Piqua City Commission hears ordinances for the coming new year

By Sam Wildow - swildow@aimmedianetwork.com

PIQUA — The Piqua City Commission heard the first readings of six new ordinances during their meeting on Tuesday evening before approving three resolutions.

The first two new ordinances covered adopting new pay schedules. The first ordinance was in regard to non-union employees.

“This ordinance would allow for a 2 percent increase for the non-union employees,” Cynthia Holtzapple, director of finance, said. Holtzapple stated that this increase would be for 2016 and that union employees are also going to receive a 2 percent increase for 2016.

The second ordinance discussed the wages of the city’s part-time workers, including lifeguards at the Piqua pool and employees at Echo Hills Golf Course.

“This relates to several of our part-time employees,” Holtzapple said. “It’s been difficult to recruit and retain lifeguards for the Piqua pool.”

Holtzapple later added, “The economy has changed, and there are a lot more summer jobs … We did this to hopefully become more competitive.”

The next ordinance on the agenda will update the city’s employees’ health insurance for 2016.

“The changes to the chapter reflect the new insurance benefit year,” Holtzapple said, stating that those were the only changes. “The health benefits are the same for all employees of the city.”

Next, the commission must adopt a new income tax ordinance after the passage of Ohio House Bill 5 (HB5), which was approved in December 2014. According to the staff report, the city needs “to update this ordinance with some housekeeping items to keep in conformity with the new tax code” that will begin on Jan. 1.

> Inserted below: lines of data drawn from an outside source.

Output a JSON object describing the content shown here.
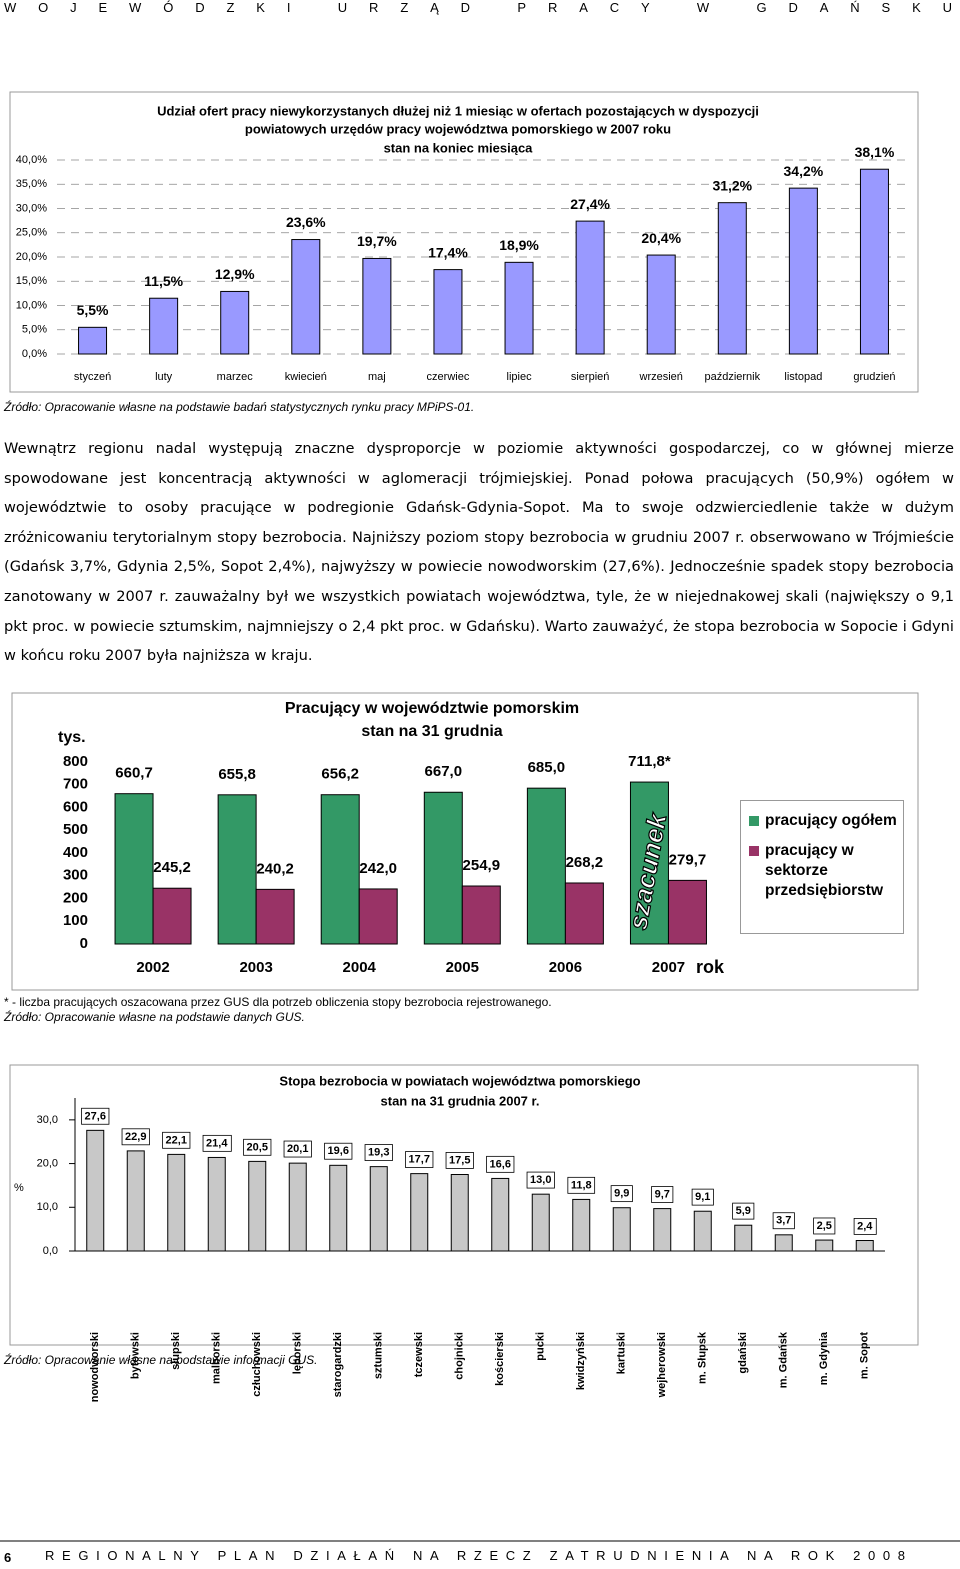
{
  "header": "WOJEWÓDZKI URZĄD PRACY W GDAŃSKU",
  "chart_data": [
    {
      "type": "bar",
      "title": [
        "Udział ofert pracy niewykorzystanych dłużej niż 1 miesiąc w ofertach pozostających w dyspozycji",
        "powiatowych urzędów pracy województwa pomorskiego w 2007 roku",
        "stan na koniec miesiąca"
      ],
      "categories": [
        "styczeń",
        "luty",
        "marzec",
        "kwiecień",
        "maj",
        "czerwiec",
        "lipiec",
        "sierpień",
        "wrzesień",
        "październik",
        "listopad",
        "grudzień"
      ],
      "values": [
        5.5,
        11.5,
        12.9,
        23.6,
        19.7,
        17.4,
        18.9,
        27.4,
        20.4,
        31.2,
        34.2,
        38.1
      ],
      "value_labels": [
        "5,5%",
        "11,5%",
        "12,9%",
        "23,6%",
        "19,7%",
        "17,4%",
        "18,9%",
        "27,4%",
        "20,4%",
        "31,2%",
        "34,2%",
        "38,1%"
      ],
      "color": "#9999ff",
      "ylim": [
        0,
        40
      ],
      "yticks": [
        {
          "value": 0,
          "label": "0,0%"
        },
        {
          "value": 5,
          "label": "5,0%"
        },
        {
          "value": 10,
          "label": "10,0%"
        },
        {
          "value": 15,
          "label": "15,0%"
        },
        {
          "value": 20,
          "label": "20,0%"
        },
        {
          "value": 25,
          "label": "25,0%"
        },
        {
          "value": 30,
          "label": "30,0%"
        },
        {
          "value": 35,
          "label": "35,0%"
        },
        {
          "value": 40,
          "label": "40,0%"
        }
      ],
      "grid": true,
      "source": "Źródło: Opracowanie własne na podstawie badań statystycznych rynku pracy MPiPS-01."
    },
    {
      "type": "bar",
      "title": [
        "Pracujący w województwie pomorskim",
        "stan na 31 grudnia"
      ],
      "ylabel": "tys.",
      "xlabel": "rok",
      "categories": [
        "2002",
        "2003",
        "2004",
        "2005",
        "2006",
        "2007"
      ],
      "series": [
        {
          "name": "pracujący ogółem",
          "color": "#339966",
          "values": [
            660.7,
            655.8,
            656.2,
            667.0,
            685.0,
            711.8
          ],
          "value_labels": [
            "660,7",
            "655,8",
            "656,2",
            "667,0",
            "685,0",
            "711,8*"
          ]
        },
        {
          "name": "pracujący w sektorze przedsiębiorstw",
          "color": "#993366",
          "values": [
            245.2,
            240.2,
            242.0,
            254.9,
            268.2,
            279.7
          ],
          "value_labels": [
            "245,2",
            "240,2",
            "242,0",
            "254,9",
            "268,2",
            "279,7"
          ]
        }
      ],
      "ylim": [
        0,
        800
      ],
      "yticks": [
        0,
        100,
        200,
        300,
        400,
        500,
        600,
        700,
        800
      ],
      "grid": false,
      "legend": "right",
      "annotation": "szacunek",
      "footnote": "* - liczba pracujących oszacowana przez GUS dla potrzeb obliczenia stopy bezrobocia rejestrowanego.",
      "source": "Źródło: Opracowanie własne na podstawie danych GUS."
    },
    {
      "type": "bar",
      "title": [
        "Stopa bezrobocia w powiatach województwa pomorskiego",
        "stan na 31 grudnia 2007 r."
      ],
      "ylabel": "%",
      "categories": [
        "nowodworski",
        "bytowski",
        "słupski",
        "malborski",
        "człuchowski",
        "lęborski",
        "starogardzki",
        "sztumski",
        "tczewski",
        "chojnicki",
        "kościerski",
        "pucki",
        "kwidzyński",
        "kartuski",
        "wejherowski",
        "m. Słupsk",
        "gdański",
        "m. Gdańsk",
        "m. Gdynia",
        "m. Sopot"
      ],
      "values": [
        27.6,
        22.9,
        22.1,
        21.4,
        20.5,
        20.1,
        19.6,
        19.3,
        17.7,
        17.5,
        16.6,
        13.0,
        11.8,
        9.9,
        9.7,
        9.1,
        5.9,
        3.7,
        2.5,
        2.4
      ],
      "value_labels": [
        "27,6",
        "22,9",
        "22,1",
        "21,4",
        "20,5",
        "20,1",
        "19,6",
        "19,3",
        "17,7",
        "17,5",
        "16,6",
        "13,0",
        "11,8",
        "9,9",
        "9,7",
        "9,1",
        "5,9",
        "3,7",
        "2,5",
        "2,4"
      ],
      "color": "#c8c8c8",
      "ylim": [
        0,
        35
      ],
      "yticks": [
        {
          "value": 0,
          "label": "0,0"
        },
        {
          "value": 10,
          "label": "10,0"
        },
        {
          "value": 20,
          "label": "20,0"
        },
        {
          "value": 30,
          "label": "30,0"
        }
      ],
      "grid": false,
      "source": "Źródło: Opracowanie własne na podstawie informacji GUS."
    }
  ],
  "paragraph": "Wewnątrz regionu nadal występują znaczne dysproporcje w poziomie aktywności gospodarczej, co w głównej mierze spowodowane jest koncentracją aktywności w aglomeracji trójmiejskiej. Ponad połowa pracujących (50,9%) ogółem w województwie to osoby pracujące w podregionie Gdańsk-Gdynia-Sopot. Ma to swoje odzwierciedlenie także w dużym zróżnicowaniu terytorialnym stopy bezrobocia. Najniższy poziom stopy bezrobocia w grudniu 2007 r. obserwowano w Trójmieście (Gdańsk 3,7%, Gdynia 2,5%, Sopot 2,4%), najwyższy w powiecie nowodworskim (27,6%). Jednocześnie spadek stopy bezrobocia zanotowany w 2007 r. zauważalny był we wszystkich powiatach województwa, tyle, że w niejednakowej skali (największy o 9,1 pkt proc. w powiecie sztumskim, najmniejszy o 2,4 pkt proc. w Gdańsku). Warto zauważyć, że stopa bezrobocia w Sopocie i Gdyni w końcu roku 2007 była najniższa w kraju.",
  "footer": {
    "page": "6",
    "text": "REGIONALNY PLAN DZIAŁAŃ NA RZECZ ZATRUDNIENIA NA ROK 2008"
  }
}
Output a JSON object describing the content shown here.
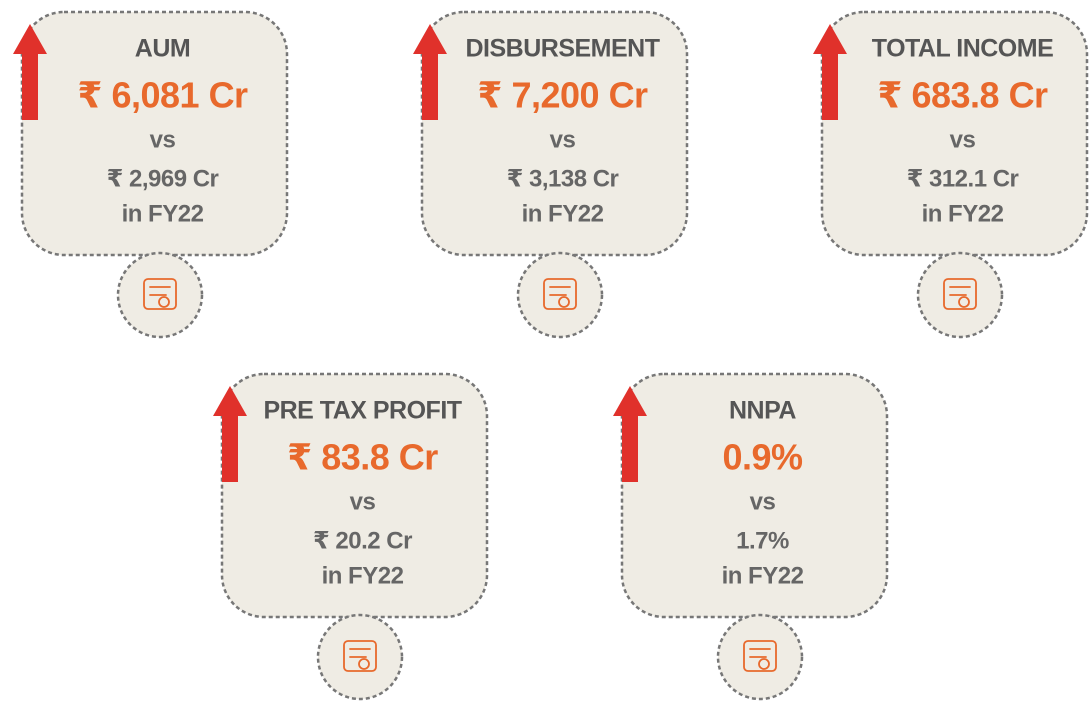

Following that ordinance, the commission heard about the 2016 Annual Budget. In addition to this ordinance receiving three readings, the commission will review the department budgets on Nov. 19.

The commission also heard the first reading of an ordinance declaring the city’s intent to vacate a public right-of-way at an alley located between Main and Wayne streets as it is not being used for public purposes. After going over the first reading of that ordinance, the commission approved a resolution with an intent to vacate a platted portion of a public right-of-way at an alley located west of Ford Drive and south of Young Street as it is not being used for public purposes.

Later in the meeting, the commission approved a resolution rezoning three property locations located on Covington Avenue from Multi-family Residential to General Business.

“There’s three houses,” Chris Schmiesing, city planner, said. “They’re across the street from the (Kroger station).”

Schmiesing stated that the zoning change is consistent and “more typical of what’s found in the corridor.”

Depending on the potential use for the properties, a developer may be required to construct a buffer between the properties and any residential areas.

The commission also approved a resolution purchasing excess liability insurance not to exceed $80,500.

“This resolution is for the renewal for the coverage of our dams,” Stacy Wall, city attorney, said.

This coverage is an 1.8 percent increase from last year. According to Wall, that amount is approximately $1,500. The age of the dams, conditions of the dams, and revenues created by the dams were taken into consideration.

Also on the agenda, commission appointed Jesse Dotson to the energy board, Eddie Harvey to the park board, and David Fishback to the park board and the board of zoning appeals.

During public comment, Paul Bubeck of Piqua expressed concerns about properties not being maintained properly. Bubeck also questioned if the city’s ordinance regarding property maintanence was being enforced.

“My biggest concern is rental properties,” Bubeck said.

Mayor Lucy Fess stated she believed everyone sitting before him agreed with him that properties needed to be maintained and that they needed to continue checking in on properties.

“The city is doing its best,” Fess said. “We sent out an enormous amount of letters.”

According to Fess, the city is planning on hiring someone whose job will be dedicated to checking on properties and making sure that ordinance is enforced next year.

“Landlords have to be forced … and threatened with fines,” Bubeck said.